In the final twist, the government, with Hale in tow, locates two atomic bombs supposedly planted by terrorist Rafeeq atop the World Trade Center. The US uses this as pretext for invading the Middle East and taking possession of oilfields. Hale correctly intuits that the government had planted the bombs in order to rally US support for the invasion, but gladly covers the story the way the government wants in exchange for front-line access to film the action.

==Production==
Filming locations include El Paso, New York, Washington, D.C., Texas, New Mexico, France, Italy, the Alamo in San Antonio, White Sands National Park, Alamogordo and Albuquerque, and others.

Richard Brooks made a product placement deal with the Sony, which allowed use of Sony television monitors and news equipment.

==Critical reception==
The film received negative reviews from critics who cited its "unfocused script" that tries "to satirize so many targets", as well as its confusing visuals.

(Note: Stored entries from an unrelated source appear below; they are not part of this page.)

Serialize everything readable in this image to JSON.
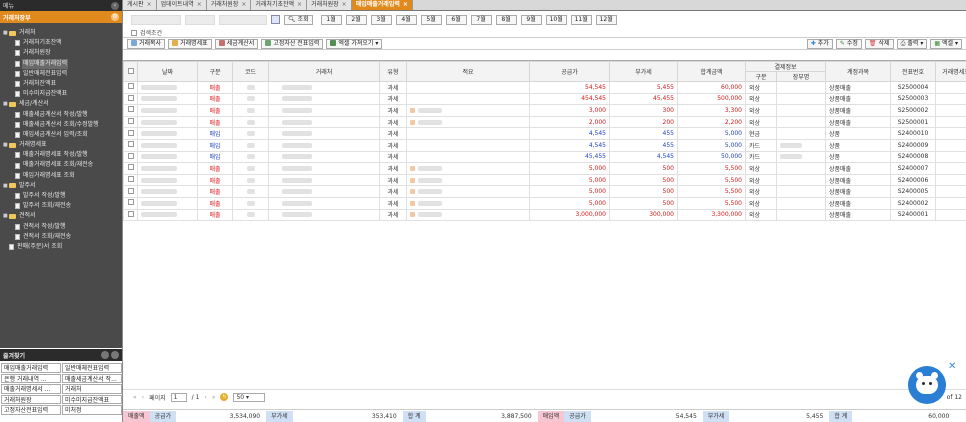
{
  "left": {
    "top_label": "메뉴",
    "header": "거래처장부",
    "tree": [
      {
        "label": "거래처",
        "level": 0,
        "folder": true
      },
      {
        "label": "거래처기초잔액",
        "level": 1
      },
      {
        "label": "거래처원장",
        "level": 1
      },
      {
        "label": "매입매출거래입력",
        "level": 1,
        "selected": true
      },
      {
        "label": "일반매체전표입력",
        "level": 1
      },
      {
        "label": "거래처잔액표",
        "level": 1
      },
      {
        "label": "미수미지급잔액표",
        "level": 1
      },
      {
        "label": "세금/계산서",
        "level": 0,
        "folder": true
      },
      {
        "label": "매출세금계산서 작성/발행",
        "level": 1
      },
      {
        "label": "매출세금계산서 조회/수정발행",
        "level": 1
      },
      {
        "label": "매입세금계산서 입력/조회",
        "level": 1
      },
      {
        "label": "거래명세표",
        "level": 0,
        "folder": true
      },
      {
        "label": "매출거래명세표 작성/발행",
        "level": 1
      },
      {
        "label": "매출거래명세표 조회/재전송",
        "level": 1
      },
      {
        "label": "매입거래명세표 조회",
        "level": 1
      },
      {
        "label": "발주서",
        "level": 0,
        "folder": true
      },
      {
        "label": "발주서 작성/발행",
        "level": 1
      },
      {
        "label": "발주서 조회/재전송",
        "level": 1
      },
      {
        "label": "견적서",
        "level": 0,
        "folder": true
      },
      {
        "label": "견적서 작성/발행",
        "level": 1
      },
      {
        "label": "견적서 조회/재전송",
        "level": 1
      },
      {
        "label": "판매(주문)서 조회",
        "level": 0,
        "folder": false
      }
    ],
    "fav_title": "즐겨찾기",
    "favorites": [
      "매입매출거래입력",
      "일반매체전표입력",
      "은행 거래내역 ...",
      "매출세금계산서 작...",
      "매출거래명세서 ...",
      "거래처",
      "거래처원장",
      "미수미지급잔액표",
      "고정자산전표입력",
      "미처정"
    ]
  },
  "tabs": [
    {
      "label": "게시판"
    },
    {
      "label": "업데이트내역"
    },
    {
      "label": "거래처원장"
    },
    {
      "label": "거래처기초잔액"
    },
    {
      "label": "거래처원장"
    },
    {
      "label": "매입매출거래입력",
      "active": true
    }
  ],
  "search_btn": "조회",
  "months": [
    "1월",
    "2월",
    "3월",
    "4월",
    "5월",
    "6월",
    "7월",
    "8월",
    "9월",
    "10월",
    "11월",
    "12월"
  ],
  "search_cond": "검색조건",
  "toolbar": {
    "left": [
      "거래복사",
      "거래명세표",
      "세금계산서",
      "고정자산 전표입력",
      "엑셀 가져오기"
    ],
    "right": [
      "추가",
      "수정",
      "삭제",
      "출력",
      "엑셀"
    ]
  },
  "columns": {
    "date": "날짜",
    "type": "구분",
    "code": "코드",
    "partner": "거래처",
    "kind": "유형",
    "memo": "적요",
    "supply": "공급가",
    "vat": "부가세",
    "total": "합계금액",
    "pay_group": "결제정보",
    "pay_type": "구분",
    "pay_acct": "장부명",
    "account": "계정과목",
    "voucher": "전표번호",
    "statement": "거래명세표",
    "evidence": "증빙"
  },
  "rows": [
    {
      "type": "매출",
      "kind": "과세",
      "supply": "54,545",
      "vat": "5,455",
      "total": "60,000",
      "pay": "외상",
      "account": "상품매출",
      "voucher": "S2500004",
      "ev": "",
      "memo": false
    },
    {
      "type": "매출",
      "kind": "과세",
      "supply": "454,545",
      "vat": "45,455",
      "total": "500,000",
      "pay": "외상",
      "account": "상품매출",
      "voucher": "S2500003",
      "ev": "",
      "memo": false
    },
    {
      "type": "매출",
      "kind": "과세",
      "supply": "3,000",
      "vat": "300",
      "total": "3,300",
      "pay": "외상",
      "account": "상품매출",
      "voucher": "S2500002",
      "ev": "",
      "memo": true
    },
    {
      "type": "매출",
      "kind": "과세",
      "supply": "2,000",
      "vat": "200",
      "total": "2,200",
      "pay": "외상",
      "account": "상품매출",
      "voucher": "S2500001",
      "ev": "",
      "memo": true
    },
    {
      "type": "매입",
      "kind": "과세",
      "supply": "4,545",
      "vat": "455",
      "total": "5,000",
      "pay": "현금",
      "account": "상품",
      "voucher": "S2400010",
      "ev": "현영",
      "memo": false
    },
    {
      "type": "매입",
      "kind": "과세",
      "supply": "4,545",
      "vat": "455",
      "total": "5,000",
      "pay": "카드",
      "account": "상품",
      "voucher": "S2400009",
      "ev": "카드",
      "memo": false
    },
    {
      "type": "매입",
      "kind": "과세",
      "supply": "45,455",
      "vat": "4,545",
      "total": "50,000",
      "pay": "카드",
      "account": "상품",
      "voucher": "S2400008",
      "ev": "카드",
      "memo": false
    },
    {
      "type": "매출",
      "kind": "과세",
      "supply": "5,000",
      "vat": "500",
      "total": "5,500",
      "pay": "외상",
      "account": "상품매출",
      "voucher": "S2400007",
      "ev": "",
      "memo": true
    },
    {
      "type": "매출",
      "kind": "과세",
      "supply": "5,000",
      "vat": "500",
      "total": "5,500",
      "pay": "외상",
      "account": "상품매출",
      "voucher": "S2400006",
      "ev": "",
      "memo": true
    },
    {
      "type": "매출",
      "kind": "과세",
      "supply": "5,000",
      "vat": "500",
      "total": "5,500",
      "pay": "외상",
      "account": "상품매출",
      "voucher": "S2400005",
      "ev": "",
      "memo": true
    },
    {
      "type": "매출",
      "kind": "과세",
      "supply": "5,000",
      "vat": "500",
      "total": "5,500",
      "pay": "외상",
      "account": "상품매출",
      "voucher": "S2400002",
      "ev": "",
      "memo": true
    },
    {
      "type": "매출",
      "kind": "과세",
      "supply": "3,000,000",
      "vat": "300,000",
      "total": "3,300,000",
      "pay": "외상",
      "account": "상품매출",
      "voucher": "S2400001",
      "ev": "",
      "memo": true
    }
  ],
  "pager": {
    "page_label": "페이지",
    "page": "1",
    "of": "/ 1",
    "size": "50",
    "count": "of 12"
  },
  "totals": {
    "sales_label": "매출액",
    "supply_label": "공급가",
    "sales_supply": "3,534,090",
    "vat_label": "부가세",
    "sales_vat": "353,410",
    "sum_label": "합 계",
    "sales_total": "3,887,500",
    "purchase_label": "매입액",
    "p_supply_label": "공급가",
    "p_supply": "54,545",
    "p_vat_label": "부가세",
    "p_vat": "5,455",
    "p_sum_label": "합 계",
    "p_total": "60,000"
  },
  "colors": {
    "accent": "#e08a1e",
    "sales_text": "#d61818",
    "purchase_text": "#1e3fc8"
  }
}
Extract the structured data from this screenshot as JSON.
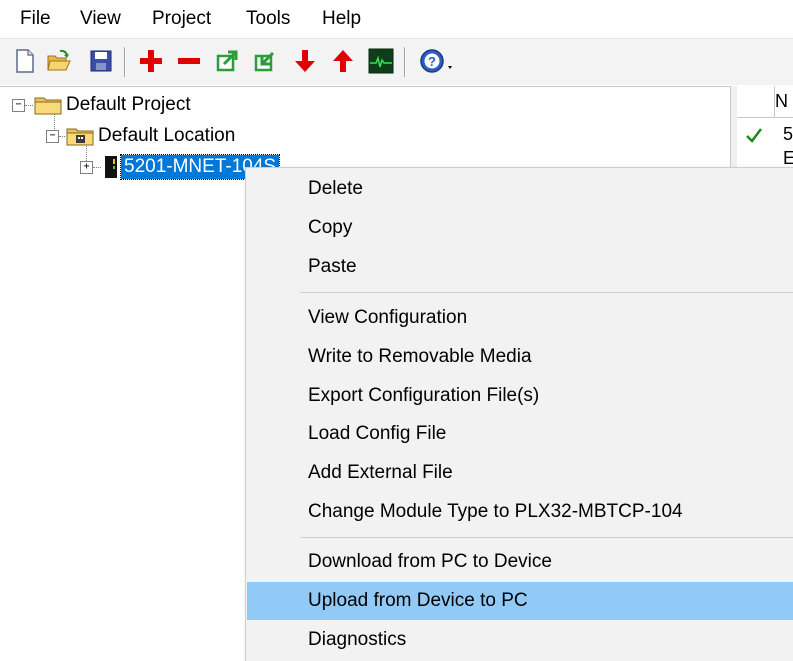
{
  "menubar": {
    "items": [
      "File",
      "View",
      "Project",
      "Tools",
      "Help"
    ]
  },
  "toolbar": {
    "buttons": [
      {
        "name": "new-file-icon"
      },
      {
        "name": "open-folder-icon"
      },
      {
        "name": "save-icon"
      },
      {
        "name": "add-icon",
        "color": "#e00000"
      },
      {
        "name": "remove-icon",
        "color": "#e00000"
      },
      {
        "name": "export-icon",
        "color": "#2a9d3a"
      },
      {
        "name": "import-icon",
        "color": "#2a9d3a"
      },
      {
        "name": "arrow-down-icon",
        "color": "#e00000"
      },
      {
        "name": "arrow-up-icon",
        "color": "#e00000"
      },
      {
        "name": "monitor-icon",
        "color": "#1e7a2e"
      },
      {
        "name": "help-icon",
        "color": "#1f4fa8"
      }
    ]
  },
  "tree": {
    "project": "Default Project",
    "location": "Default Location",
    "module": "5201-MNET-104S"
  },
  "grid": {
    "header_col": "N",
    "row1": "5",
    "row2": "E"
  },
  "context_menu": {
    "items": [
      "Delete",
      "Copy",
      "Paste",
      "View Configuration",
      "Write to Removable Media",
      "Export Configuration File(s)",
      "Load Config File",
      "Add External File",
      "Change Module Type to PLX32-MBTCP-104",
      "Download from PC to Device",
      "Upload from Device to PC",
      "Diagnostics"
    ],
    "highlighted": "Upload from Device to PC",
    "highlight_color": "#91c9f7"
  }
}
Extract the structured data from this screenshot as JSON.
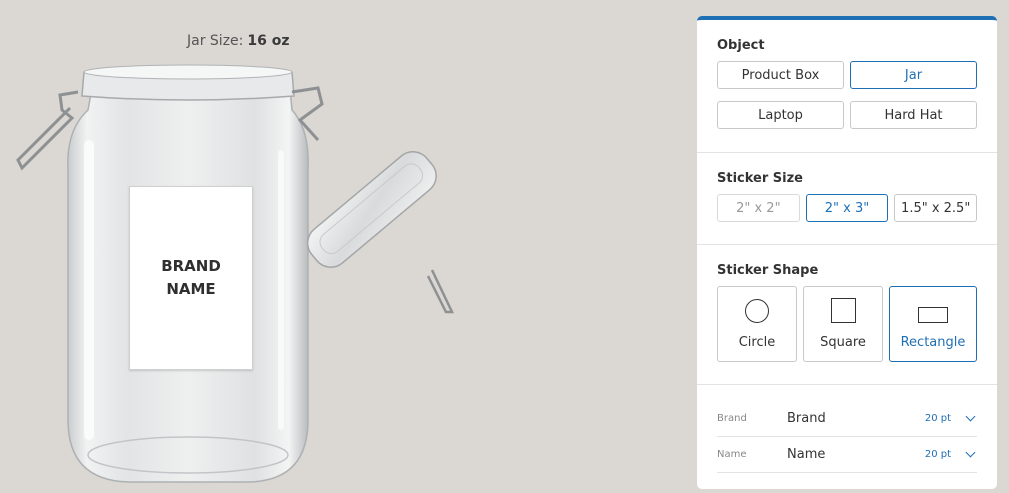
{
  "stage": {
    "jar_size_label": "Jar Size:",
    "jar_size_value": "16 oz",
    "sticker_text_line1": "BRAND",
    "sticker_text_line2": "NAME"
  },
  "panel": {
    "accent_color": "#1f6fb5",
    "object": {
      "title": "Object",
      "options": [
        "Product Box",
        "Jar",
        "Laptop",
        "Hard Hat"
      ],
      "selected": "Jar"
    },
    "sticker_size": {
      "title": "Sticker Size",
      "options": [
        "2\" x 2\"",
        "2\" x 3\"",
        "1.5\" x 2.5\""
      ],
      "selected": "2\" x 3\"",
      "disabled": "2\" x 2\""
    },
    "sticker_shape": {
      "title": "Sticker Shape",
      "options": [
        {
          "label": "Circle",
          "icon": "circle-icon"
        },
        {
          "label": "Square",
          "icon": "square-icon"
        },
        {
          "label": "Rectangle",
          "icon": "rectangle-icon"
        }
      ],
      "selected": "Rectangle"
    },
    "text_fields": [
      {
        "label": "Brand",
        "value": "Brand",
        "size": "20 pt"
      },
      {
        "label": "Name",
        "value": "Name",
        "size": "20 pt"
      }
    ]
  }
}
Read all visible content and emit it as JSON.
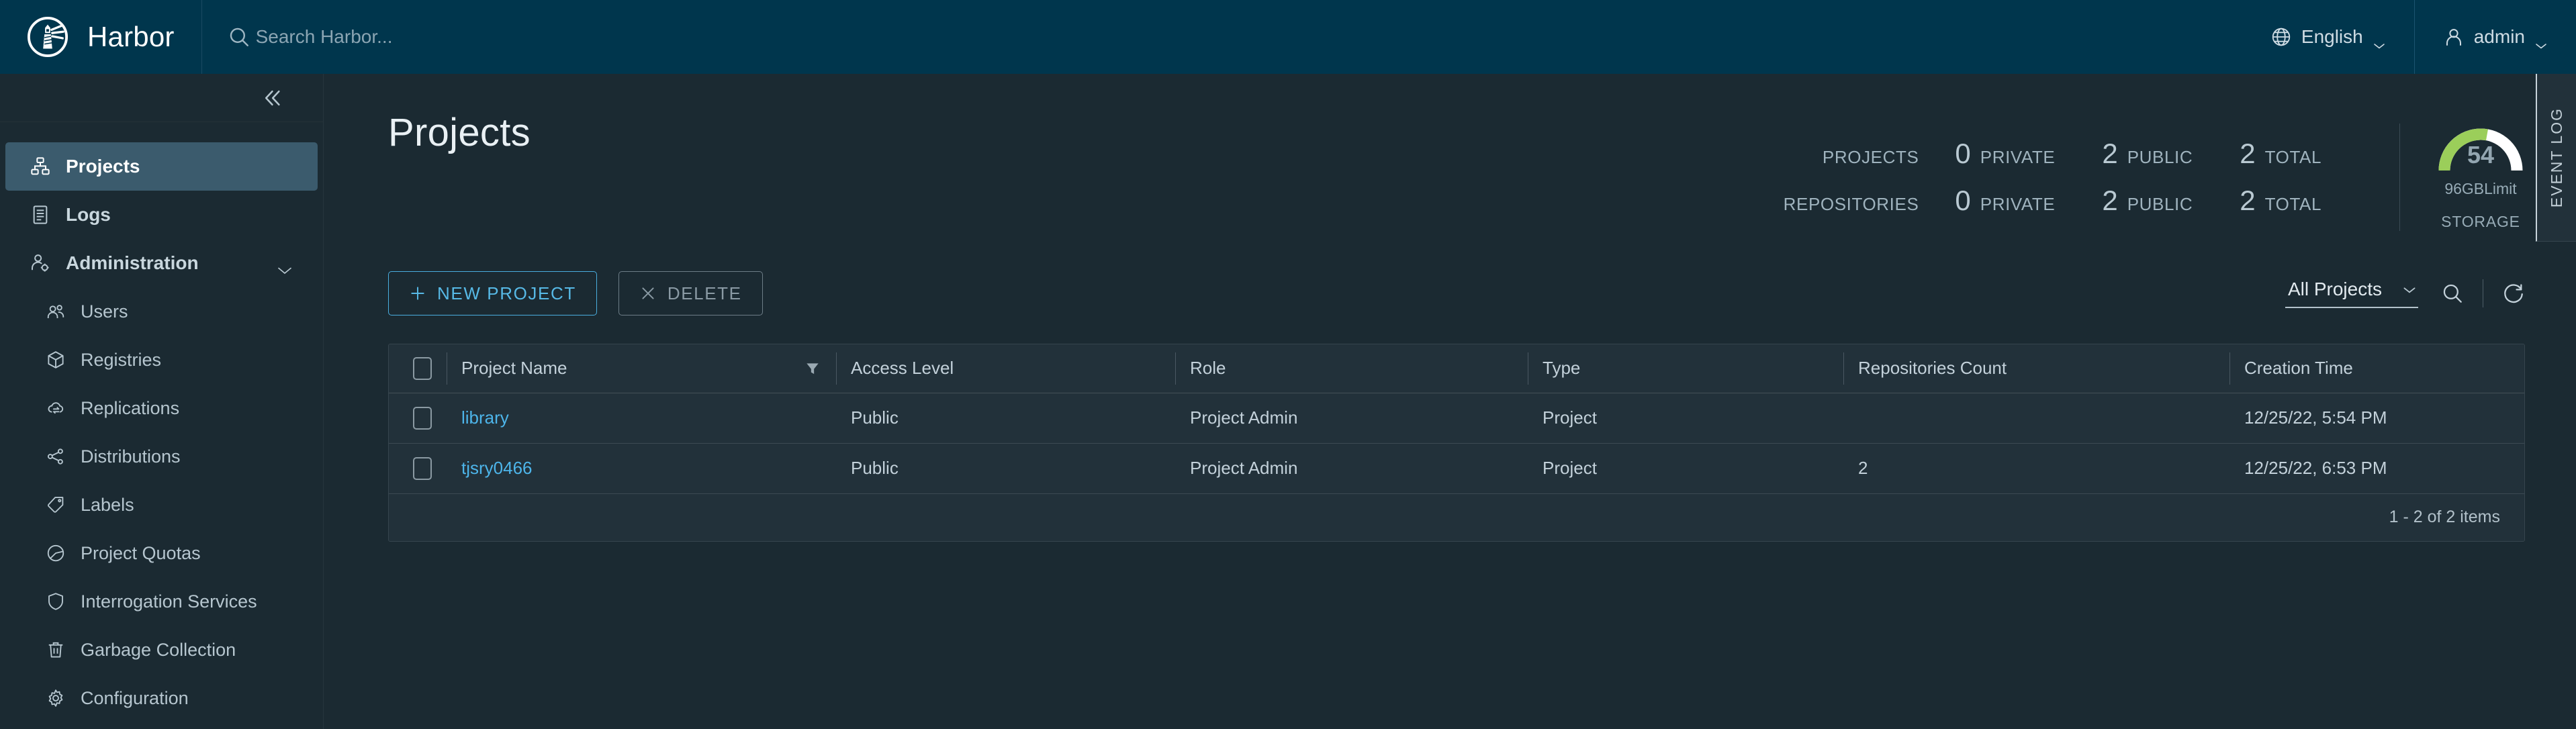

Vincent Canby of The New York Times said the screenplay was scattershot and Sean Connery's performance is "the first uncertain [one] of his otherwise exemplary career".

Based on 11 reviews on review aggregate website Rotten Tomatoes, Wrong Is Right has an approval score of 27%. On Metacritic, the film has a weighted average score of 50 out of 100, based on 7 critics, indicating "mixed or average reviews".

Stanley Kauffmann of The New Republic wrote, "Wrong Is Right is possibly the noisiest film ever made, and the most incessantly whirling one. Its only distinction is that, besides being basically rotten, it is also rotten on the surface."

Donald Guarisco of AllMovie said, "If viewed through a cult-movie mindset, it's easy to see why Wrong Is Right is appealing to that group of viewers. The script has a scathing, darkly funny take on international politics that one wouldn't expect from a well-funded Hollywood project of the early 1980's and also mixes up offbeat humor and message-oriented drama in a way that keeps the film from affecting a comfortable Hollywood style."

==Awards and nominations==
Rosalind Cash was nominated for an NAACP Image Award Best Performance by an Actress in a Motion Picture.